You didn't say whether or not you had humidity domes over them and that will affect what you do somewhat. I have trouble with humidity domes, because mine tend to want to wilt when I take it off. I have to baby them and introduce more holes to allow more air flow and get them used to it gradually, though in SC the humidity is high enough to feel like you're swimming some days.
If not, then I'd leave them in their pot for as long as you can stand it or until they show negative results of it. You can expect some root die back regardless of how gentle you are, because you're disturbing them and changing media. Even if it's the same media, it's going to have more and possibly different nutrients. If they're happy the way they are, then leave them there to get the best root system you can. The stronger the root system, the less die back will affect them. One thing you could do is start teaching them to be drought tolerant. I'm sure you watered them to keep the soil moist when they were gaining roots. You can let them dry out slightly to inclement them to this as once they're established, you probably won't be watering them as frequently.
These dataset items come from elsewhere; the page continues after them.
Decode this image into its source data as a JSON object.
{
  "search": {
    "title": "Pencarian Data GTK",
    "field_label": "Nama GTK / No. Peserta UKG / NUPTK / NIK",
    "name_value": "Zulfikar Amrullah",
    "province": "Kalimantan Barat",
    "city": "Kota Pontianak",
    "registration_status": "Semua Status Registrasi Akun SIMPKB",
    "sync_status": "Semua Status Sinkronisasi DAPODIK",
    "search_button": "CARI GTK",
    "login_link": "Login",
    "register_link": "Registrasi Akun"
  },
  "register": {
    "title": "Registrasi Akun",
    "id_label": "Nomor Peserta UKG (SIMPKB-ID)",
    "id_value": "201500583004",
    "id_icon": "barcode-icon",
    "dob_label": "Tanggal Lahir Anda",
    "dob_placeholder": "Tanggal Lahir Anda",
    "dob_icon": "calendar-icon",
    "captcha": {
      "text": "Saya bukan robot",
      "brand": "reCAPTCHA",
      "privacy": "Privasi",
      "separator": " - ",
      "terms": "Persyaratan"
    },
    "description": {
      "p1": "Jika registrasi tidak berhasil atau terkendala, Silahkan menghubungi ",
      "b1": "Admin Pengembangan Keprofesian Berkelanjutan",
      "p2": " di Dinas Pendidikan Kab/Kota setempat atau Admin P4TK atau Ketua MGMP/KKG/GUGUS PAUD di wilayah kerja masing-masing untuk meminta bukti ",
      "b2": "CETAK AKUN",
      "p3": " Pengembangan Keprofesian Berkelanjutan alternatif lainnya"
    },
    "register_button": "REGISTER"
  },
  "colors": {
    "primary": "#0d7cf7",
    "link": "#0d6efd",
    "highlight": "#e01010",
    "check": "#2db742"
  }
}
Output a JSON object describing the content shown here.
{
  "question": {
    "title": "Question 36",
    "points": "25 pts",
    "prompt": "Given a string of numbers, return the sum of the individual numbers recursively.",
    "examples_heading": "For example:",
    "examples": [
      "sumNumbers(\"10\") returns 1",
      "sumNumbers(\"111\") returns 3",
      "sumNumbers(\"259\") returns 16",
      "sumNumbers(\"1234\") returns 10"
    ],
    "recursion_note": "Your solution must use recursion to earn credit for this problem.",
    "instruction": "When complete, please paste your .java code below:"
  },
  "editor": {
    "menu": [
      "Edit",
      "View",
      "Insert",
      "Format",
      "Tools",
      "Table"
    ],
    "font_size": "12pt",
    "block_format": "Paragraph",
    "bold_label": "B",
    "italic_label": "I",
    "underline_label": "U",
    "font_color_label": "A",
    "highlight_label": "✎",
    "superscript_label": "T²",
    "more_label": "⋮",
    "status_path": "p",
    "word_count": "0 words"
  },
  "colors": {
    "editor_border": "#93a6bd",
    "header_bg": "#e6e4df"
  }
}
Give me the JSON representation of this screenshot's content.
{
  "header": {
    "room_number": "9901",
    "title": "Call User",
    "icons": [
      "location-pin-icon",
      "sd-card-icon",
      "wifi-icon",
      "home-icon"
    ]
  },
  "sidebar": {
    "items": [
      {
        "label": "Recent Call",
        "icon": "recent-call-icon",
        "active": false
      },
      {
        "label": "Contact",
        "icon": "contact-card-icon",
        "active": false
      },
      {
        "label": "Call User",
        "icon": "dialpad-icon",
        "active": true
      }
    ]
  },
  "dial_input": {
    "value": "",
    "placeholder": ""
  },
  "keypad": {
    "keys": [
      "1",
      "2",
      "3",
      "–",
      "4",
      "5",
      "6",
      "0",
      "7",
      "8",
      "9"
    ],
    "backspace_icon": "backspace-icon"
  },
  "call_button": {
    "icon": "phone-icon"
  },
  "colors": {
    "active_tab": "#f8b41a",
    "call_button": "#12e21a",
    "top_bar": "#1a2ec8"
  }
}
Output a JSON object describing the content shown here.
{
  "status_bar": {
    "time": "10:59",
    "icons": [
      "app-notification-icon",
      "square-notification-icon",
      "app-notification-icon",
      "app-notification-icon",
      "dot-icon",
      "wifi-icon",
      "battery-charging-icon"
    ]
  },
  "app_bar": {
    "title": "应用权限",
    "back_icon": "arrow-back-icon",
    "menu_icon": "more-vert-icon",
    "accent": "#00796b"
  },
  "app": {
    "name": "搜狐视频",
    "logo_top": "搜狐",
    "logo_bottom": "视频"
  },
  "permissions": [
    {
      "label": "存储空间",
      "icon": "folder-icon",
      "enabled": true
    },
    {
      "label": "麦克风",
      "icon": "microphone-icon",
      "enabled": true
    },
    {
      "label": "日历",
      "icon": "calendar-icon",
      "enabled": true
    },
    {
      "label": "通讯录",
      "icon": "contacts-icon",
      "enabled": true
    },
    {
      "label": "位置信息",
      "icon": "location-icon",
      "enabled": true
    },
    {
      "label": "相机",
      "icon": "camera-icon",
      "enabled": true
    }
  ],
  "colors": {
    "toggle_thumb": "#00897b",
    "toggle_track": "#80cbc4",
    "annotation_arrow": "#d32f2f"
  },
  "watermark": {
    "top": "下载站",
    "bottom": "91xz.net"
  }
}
If and when you do repot them, definitely don't pull them out by the stem as the roots will be anchored as well as tangled with the roots of the other plants in the pot. Weave your fingers in between the bases, as close to the dirt as possible, tilt it upside down or to the side and gently squeeze the pot to get the dirt to release from the pot. Then let the whole mass slide out. You should have your other pots or ground spots prepped already with holes dug, potting soil amended in it and more dirt ready to pack them in. You want to do it as swiftly as possible to avoid drying out or stressing the roots.
Take the mass of dirt and plants and see if a gentle squeeze here and there will cause them to break apart into individual plants. Chances are that some roots will be tangled. Just break or cut them away. Do this as little as possible, but you can do more damage trying to save every root, than to sacrifice a small portion and get it done quickly.
When you have them separated, either get them in the ground or put them in their pots. Either way, water them thoroughly to give the plant a boost and to settle the dirt. If they're potted, then put them in a shadier spot for a week and then move them back in full sun. If you are putting them in the ground, you should add some potting soil, but mix it in with your regular dirt about 50/50 min. I live in an area with lots of clay and one thing that's been known to happen is a plant does poorly because A, the difference in the potting soil and the clay are too great and the roots don't want to leave the hole and spread, and B, the clay is so slick and packed that if you don't scrape the side, they just spin around in the hole instead of spreading out. Good luck with your plants.